И прочитала кусочек из этого письма, который Марьяна запомнила на всю жизнь: «Милая моя, я не говорю о том, что ты будешь счастлива со мной, но я прошу тебя: позволь мне только помочь тебе. И больше мне ничего не нужно».
Тетя Груша нахмурила брови и долго молчала. Потом сказала:
— Нельзя. Не ходи. Какой-никакой, а мужик. Он что, тебе в няньки сейчас попросился? Мужик есть мужик. Раз он женился, он, значит, хозяин. А ты раз посмотришь не так, как он хочет, да станешь не тем к нему боком, да ойкнешь — вот тут он тебе и припомнит обиду! Мол, ты его в койке не любишь, не греешь — зачем ты пошла? На чужое польстилась? Для бабы первее всего, чтоб свобода. Чтоб хочет — легла, а не хочет — простите. Вот так вот я все понимаю про жизнь.
А бабушке было всего-навсего пятьдесят два года. А выглядела она, несмотря на все испытания, на сорок. И волосы у нее были до пояса. В войну только их отрезала. Бабушка послушалась, ответила отказом. Письма Всеволода Андреича перестали приходить, денежные переводы тоже. Бабушка думала: обиделся. Только через полгода, когда уже вовсю шла война и они перебрались в Свердловск, кто-то из артистов МХАТа, среди которых постоянно крутился Санча, сказал бабушке, что Завадовский умер от инфаркта за две недели до начала войны.

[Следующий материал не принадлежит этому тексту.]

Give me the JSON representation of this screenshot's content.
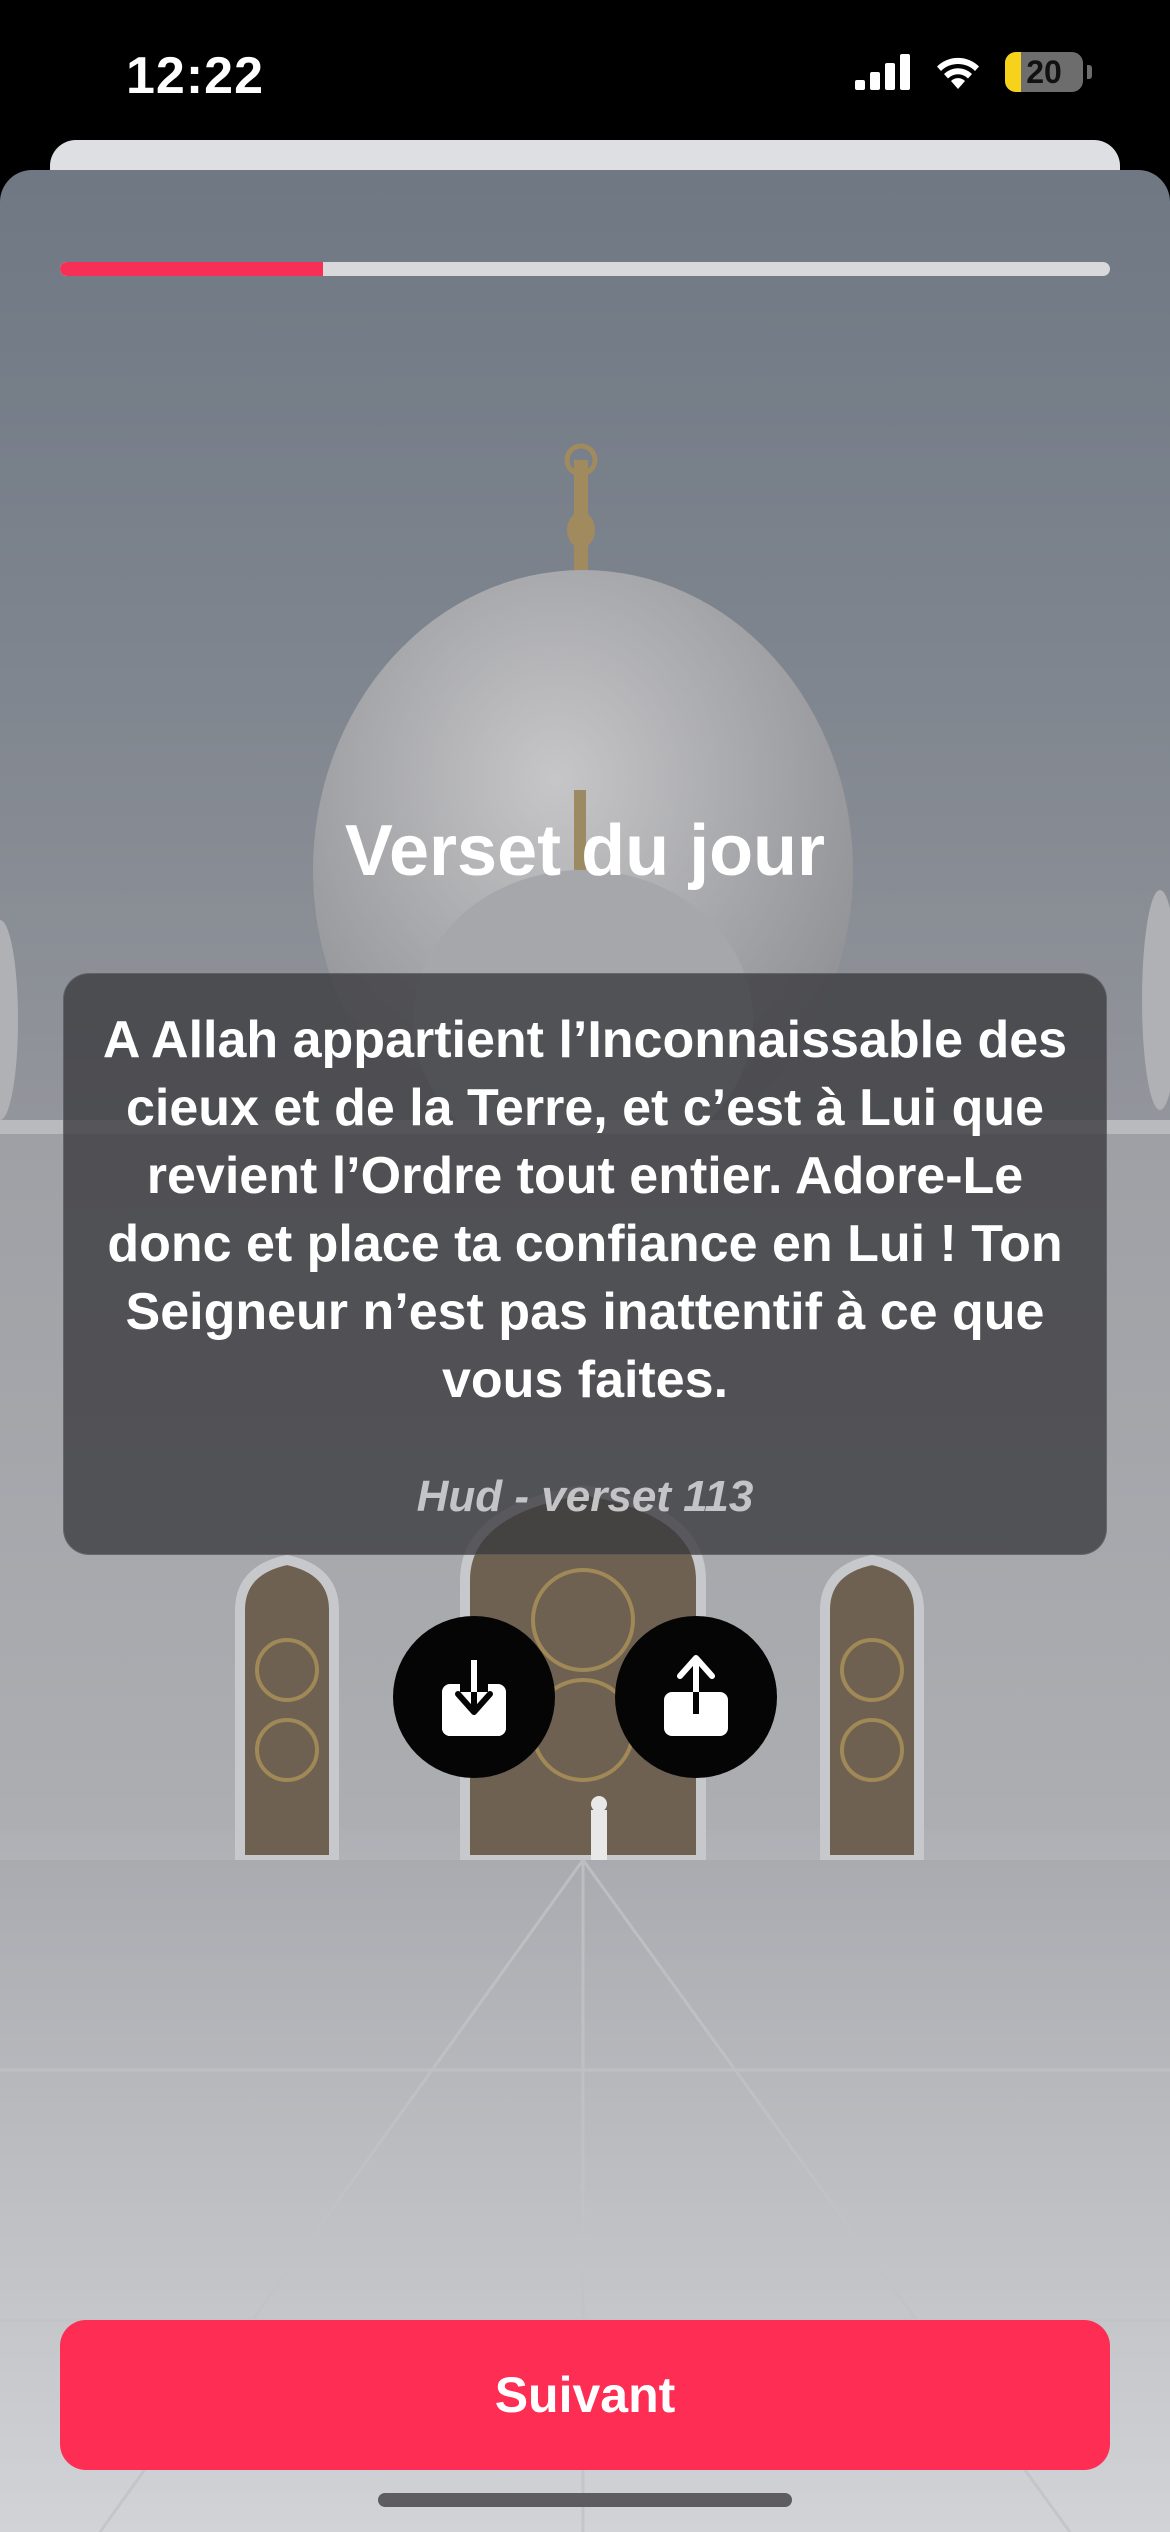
{
  "status_bar": {
    "time": "12:22",
    "battery_level": "20",
    "icons": [
      "cellular-signal-icon",
      "wifi-icon",
      "battery-icon"
    ]
  },
  "progress": {
    "fraction": 0.25
  },
  "verse": {
    "heading": "Verset du jour",
    "text": "A Allah appartient l’Inconnaissable des cieux et de la Terre, et c’est à Lui que revient l’Ordre tout entier. Adore-Le donc et place ta confiance en Lui ! Ton Seigneur n’est pas inattentif à ce que vous faites.",
    "reference": "Hud - verset 113"
  },
  "actions": {
    "download_icon": "download-icon",
    "share_icon": "share-icon"
  },
  "footer": {
    "next_label": "Suivant"
  },
  "colors": {
    "accent": "#fd2d54",
    "progress_fill": "#f72e55",
    "progress_track": "#d9d9db",
    "battery": "#f7d21a"
  }
}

Может быть, когда она ответила на исступленную любовь Егора, в ней вспыхнули отголоски этой давнишней истории? Может быть, ее сознание связало двух разных людей: Мячина и доктора Завадовского, которого давно нет в живых? Она вытерла слезы ладонью, и тут же бабушка, тихая и легкая, с черепаховым гребнем в седых волосах, проскользнула к ней за шкаф, про который Санча говорил: «Он у нас работает стенкой».
— Марьяночка, — прошелестела она, заботливо натягивая на Марьяну одеяло. — У тебя со здоровьем все в порядке?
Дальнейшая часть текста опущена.